The constant unity of the past with the changing contexts reveals the dynamic identity of the text. This dynamism of textual identity is grasped through the text’s claim to truth for the changing horizons. Hence, each interpretive context stands as the partner of the dialogue with the text. We noted that the present involvement with the truth of the text does not lead to subsuming the past under the present and hence relativism, since the present is already the determination or the effect of the past (tradition). The past cannot be grasped as an isolated entity but exists always in its vital relation to the present.
This shows the basis of the inseparability of the effect of the past on the present and the consciousness of this historical effect. We noted that, according to Gadamer, this does not mean that consciousness (the present) is a mere determination of the past. Rather, the consciousness of the historical effect is already an historical event itself within which the meaning of the past and the present reveals itself. Hence, the truth of the past text is not an objective fact remaining in its distinct realm, but comes to itself on the mediation of the present consciousness of the historical effect. This means that historically effected consciousness is also operative.
This reflects the fact that the unity of the past and the present is constantly differentiated within itself. Every differentiation is the beginning of a new unity and every unity is the beginning of a new differentiation. Through this indissoluble dialectic between unity and differentiation, the past text is mediated and its identity realized. Since the meaning of the text is mediated through its interpretations, every interpretation becomes like a link in a forward-rolling chain. Hence, what seems to be discontinuity as the unique manifestation of the truth of the text becomes a step for further manifestation of the text. In other words, every interpretation becomes a fore-conception for the following interpretation.
We noted that when Gadamer argued that ‘tradition’ is the historical continuity of the effects (the interpretations) of the text, he does not propose a super subject or collective subject who can collect the whole tradition within his own experience, as Manfred Frank and Philippe Forget contend. This would reduce the negativity of hermeneutical experience (historicity of understanding and perspective) to an empty word. Undoubtedly, in this approach a sort of relativism arises if one emphasizes the irreducibility of each interpretive (concrete) condition.

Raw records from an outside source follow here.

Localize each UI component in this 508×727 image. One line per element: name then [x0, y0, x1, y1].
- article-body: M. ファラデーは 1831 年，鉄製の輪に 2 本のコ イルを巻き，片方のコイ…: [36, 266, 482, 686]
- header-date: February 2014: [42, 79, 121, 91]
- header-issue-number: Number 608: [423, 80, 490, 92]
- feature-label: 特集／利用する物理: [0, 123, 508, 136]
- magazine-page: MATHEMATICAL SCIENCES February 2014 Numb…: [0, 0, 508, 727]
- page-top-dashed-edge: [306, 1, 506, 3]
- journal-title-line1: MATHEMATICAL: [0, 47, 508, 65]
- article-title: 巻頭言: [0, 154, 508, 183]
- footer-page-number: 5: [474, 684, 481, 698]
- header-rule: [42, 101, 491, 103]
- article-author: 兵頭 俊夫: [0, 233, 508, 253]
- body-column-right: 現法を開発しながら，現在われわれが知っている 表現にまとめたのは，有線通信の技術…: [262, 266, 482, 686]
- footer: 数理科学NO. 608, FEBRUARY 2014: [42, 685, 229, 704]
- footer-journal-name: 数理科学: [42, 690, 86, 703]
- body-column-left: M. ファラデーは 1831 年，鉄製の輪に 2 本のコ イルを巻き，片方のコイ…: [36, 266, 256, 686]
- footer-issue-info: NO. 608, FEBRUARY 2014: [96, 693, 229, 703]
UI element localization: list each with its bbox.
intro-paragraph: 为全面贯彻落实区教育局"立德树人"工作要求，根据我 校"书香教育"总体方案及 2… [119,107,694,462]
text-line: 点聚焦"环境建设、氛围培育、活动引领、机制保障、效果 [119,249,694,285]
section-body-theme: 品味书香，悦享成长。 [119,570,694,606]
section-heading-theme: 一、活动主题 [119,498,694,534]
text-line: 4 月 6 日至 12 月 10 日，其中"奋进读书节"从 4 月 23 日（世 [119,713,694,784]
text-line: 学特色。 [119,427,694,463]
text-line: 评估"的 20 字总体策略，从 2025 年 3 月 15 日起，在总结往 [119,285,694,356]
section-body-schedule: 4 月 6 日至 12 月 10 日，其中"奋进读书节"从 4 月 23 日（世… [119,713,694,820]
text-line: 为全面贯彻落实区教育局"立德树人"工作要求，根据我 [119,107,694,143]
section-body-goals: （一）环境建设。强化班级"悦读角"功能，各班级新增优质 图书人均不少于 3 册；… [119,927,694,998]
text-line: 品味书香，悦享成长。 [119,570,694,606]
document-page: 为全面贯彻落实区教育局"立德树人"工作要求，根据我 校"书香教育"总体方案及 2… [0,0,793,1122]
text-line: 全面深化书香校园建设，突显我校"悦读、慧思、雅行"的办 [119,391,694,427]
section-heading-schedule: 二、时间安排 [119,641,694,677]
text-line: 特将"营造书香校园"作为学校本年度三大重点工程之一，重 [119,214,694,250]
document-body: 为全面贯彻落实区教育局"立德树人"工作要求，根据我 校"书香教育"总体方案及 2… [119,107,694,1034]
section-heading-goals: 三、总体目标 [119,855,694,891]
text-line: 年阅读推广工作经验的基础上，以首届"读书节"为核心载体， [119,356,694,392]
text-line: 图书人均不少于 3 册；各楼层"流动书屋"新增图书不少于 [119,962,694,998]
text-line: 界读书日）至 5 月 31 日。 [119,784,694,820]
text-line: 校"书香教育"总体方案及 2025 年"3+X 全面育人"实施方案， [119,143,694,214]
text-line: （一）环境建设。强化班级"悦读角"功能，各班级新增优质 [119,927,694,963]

However, if we look at the relation between text and inter-pretive context from another point of view, we realize that a parti-cular context can make its difference through its content (unex-pected truth). Otherwise, it could be an ‘empty,’ i.e., ‘unfulfilled,’ context. Precisely because of this fact, giving priority to the ‘context’ with respect to the ‘content’ or vice versa is responsible for creating a false relativism. Therefore, the real danger of relativism which Gadamer tries to avoid takes place when either the past or the present is subsumed under the other.
In Gadamer’s hermeneutics the constant dialogue between the past and present (tradition) reveals itself in the form of the dialectic of question and answer. While this dialectic of question and answer between the text and its interpretation opens the realm for the truth of the text, the being of the text never shows itself totally. We grasp this fact through the mutual presupposition of the question and the answer for each other. The relation between them is an ongoing process.